The two secret weapons in the FCC’s war on Internet throttling

(Andrew Harrer/Bloomberg)

The fate of the open Internet just got a little bit clearer.

For weeks now, it's been legal for Internet providers to slow down or block Americans' access to Web content — the result of a federal court ruling against regulators at the Federal Communications Commission. On Wednesday, FCC chairman Tom Wheeler fired back with a new plan to preserve Internet openness — but more important than his vow to write new rules on net neutrality may be two carefully calculated moves that show Wheeler's promise as a tactician.

Reclassification. Wheeler's first step was to say he wanted to rewrite the FCC's net neutrality order to conform to the agency's existing authority, which the D.C. Circuit court affirmed. But backing up that promise is the threat of reclassification, or the act of turning Internet providers into regulated utilities under Title II of the Communications Act. Doing so would entitle the FCC to reinstate all the old rules about traffic blocking and discrimination that were just eliminated by the court. As an extreme outcome most Internet providers would like to avoid, reclassification acts as Wheeler's trump card; if the carriers don't behave, he could still play the card with few legal repercussions. There are two advantages to holding reclassification over the carriers' heads rather than going for it right away: The FCC demonstrates its willingness to pursue more modest steps in line with its existing authorities, and keeping Title II on the table gives the carriers a strong incentive to cooperate.

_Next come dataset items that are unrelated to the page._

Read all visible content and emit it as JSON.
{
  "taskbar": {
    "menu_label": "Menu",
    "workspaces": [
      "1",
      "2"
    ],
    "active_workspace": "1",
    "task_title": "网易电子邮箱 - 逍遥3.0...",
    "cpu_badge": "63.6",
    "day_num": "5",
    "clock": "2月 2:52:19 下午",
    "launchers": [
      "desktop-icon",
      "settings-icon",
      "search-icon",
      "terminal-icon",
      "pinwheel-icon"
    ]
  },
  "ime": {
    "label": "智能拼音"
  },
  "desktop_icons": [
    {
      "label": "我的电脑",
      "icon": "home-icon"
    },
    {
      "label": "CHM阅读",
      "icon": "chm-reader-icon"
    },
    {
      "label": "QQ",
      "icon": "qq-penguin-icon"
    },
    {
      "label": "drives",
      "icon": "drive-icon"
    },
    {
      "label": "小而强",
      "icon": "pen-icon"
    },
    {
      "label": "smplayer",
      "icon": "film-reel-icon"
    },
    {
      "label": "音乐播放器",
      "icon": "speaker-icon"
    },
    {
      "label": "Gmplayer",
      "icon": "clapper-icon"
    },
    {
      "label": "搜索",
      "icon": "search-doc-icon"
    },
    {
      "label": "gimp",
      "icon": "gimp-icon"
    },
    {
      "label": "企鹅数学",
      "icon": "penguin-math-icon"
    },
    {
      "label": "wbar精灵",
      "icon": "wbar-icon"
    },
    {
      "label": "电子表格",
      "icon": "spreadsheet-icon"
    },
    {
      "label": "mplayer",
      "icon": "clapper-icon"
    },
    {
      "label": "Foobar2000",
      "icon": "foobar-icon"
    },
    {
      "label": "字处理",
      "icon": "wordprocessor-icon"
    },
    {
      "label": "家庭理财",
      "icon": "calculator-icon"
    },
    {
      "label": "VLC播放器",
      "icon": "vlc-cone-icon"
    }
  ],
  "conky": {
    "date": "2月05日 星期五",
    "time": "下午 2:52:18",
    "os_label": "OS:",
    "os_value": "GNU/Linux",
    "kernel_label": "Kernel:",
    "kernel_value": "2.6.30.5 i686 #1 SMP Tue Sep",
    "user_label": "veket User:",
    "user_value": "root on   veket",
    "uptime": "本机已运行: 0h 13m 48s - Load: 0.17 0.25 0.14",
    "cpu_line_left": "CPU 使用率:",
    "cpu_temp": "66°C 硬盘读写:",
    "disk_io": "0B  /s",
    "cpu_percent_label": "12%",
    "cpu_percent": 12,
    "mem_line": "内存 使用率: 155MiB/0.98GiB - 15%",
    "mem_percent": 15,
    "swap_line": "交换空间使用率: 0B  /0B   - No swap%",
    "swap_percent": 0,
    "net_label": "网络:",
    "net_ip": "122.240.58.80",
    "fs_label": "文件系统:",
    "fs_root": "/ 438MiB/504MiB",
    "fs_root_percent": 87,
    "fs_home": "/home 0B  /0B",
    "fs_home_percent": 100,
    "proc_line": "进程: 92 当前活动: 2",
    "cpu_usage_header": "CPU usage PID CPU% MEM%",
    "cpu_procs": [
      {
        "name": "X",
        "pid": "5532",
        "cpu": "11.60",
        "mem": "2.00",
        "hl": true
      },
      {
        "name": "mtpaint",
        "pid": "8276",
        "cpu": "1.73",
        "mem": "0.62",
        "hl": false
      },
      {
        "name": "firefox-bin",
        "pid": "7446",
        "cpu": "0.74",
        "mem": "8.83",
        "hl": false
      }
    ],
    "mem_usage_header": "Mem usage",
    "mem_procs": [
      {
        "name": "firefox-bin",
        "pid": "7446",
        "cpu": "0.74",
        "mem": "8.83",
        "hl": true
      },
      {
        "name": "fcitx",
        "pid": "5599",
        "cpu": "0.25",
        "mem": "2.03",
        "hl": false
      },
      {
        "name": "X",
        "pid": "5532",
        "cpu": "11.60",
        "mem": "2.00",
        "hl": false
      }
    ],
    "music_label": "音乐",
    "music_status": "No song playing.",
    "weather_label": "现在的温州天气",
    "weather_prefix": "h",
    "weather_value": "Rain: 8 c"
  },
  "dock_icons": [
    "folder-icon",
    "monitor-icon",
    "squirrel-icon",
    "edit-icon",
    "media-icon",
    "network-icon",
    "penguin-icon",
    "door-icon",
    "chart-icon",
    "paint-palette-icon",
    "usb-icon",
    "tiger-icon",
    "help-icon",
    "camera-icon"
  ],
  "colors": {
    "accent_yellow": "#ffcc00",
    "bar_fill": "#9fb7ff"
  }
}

Municipal broadband. Even if Wheeler can't force Internet providers to treat all traffic equally, he can still create market conditions that do the job for him. Wheeler is hinting he'll be looking at ways to act against state laws that ban cities and towns from setting up their own high-speed Internet. It's still unclear how he'll go about doing that, but eliminating or weakening those laws would make it easier for mayors to create alternatives to the big cable and telephone companies that currently dominate most markets. This is a big deal. More options for consumers might well lead to net neutrality in spite of the FCC's inability to impose regulations to that effect.

Wheeler didn't have to take these steps, but both amount to an assertive use of power under the FCC's existing authority. It's a muscular response to what started out as a short-term defeat for the agency.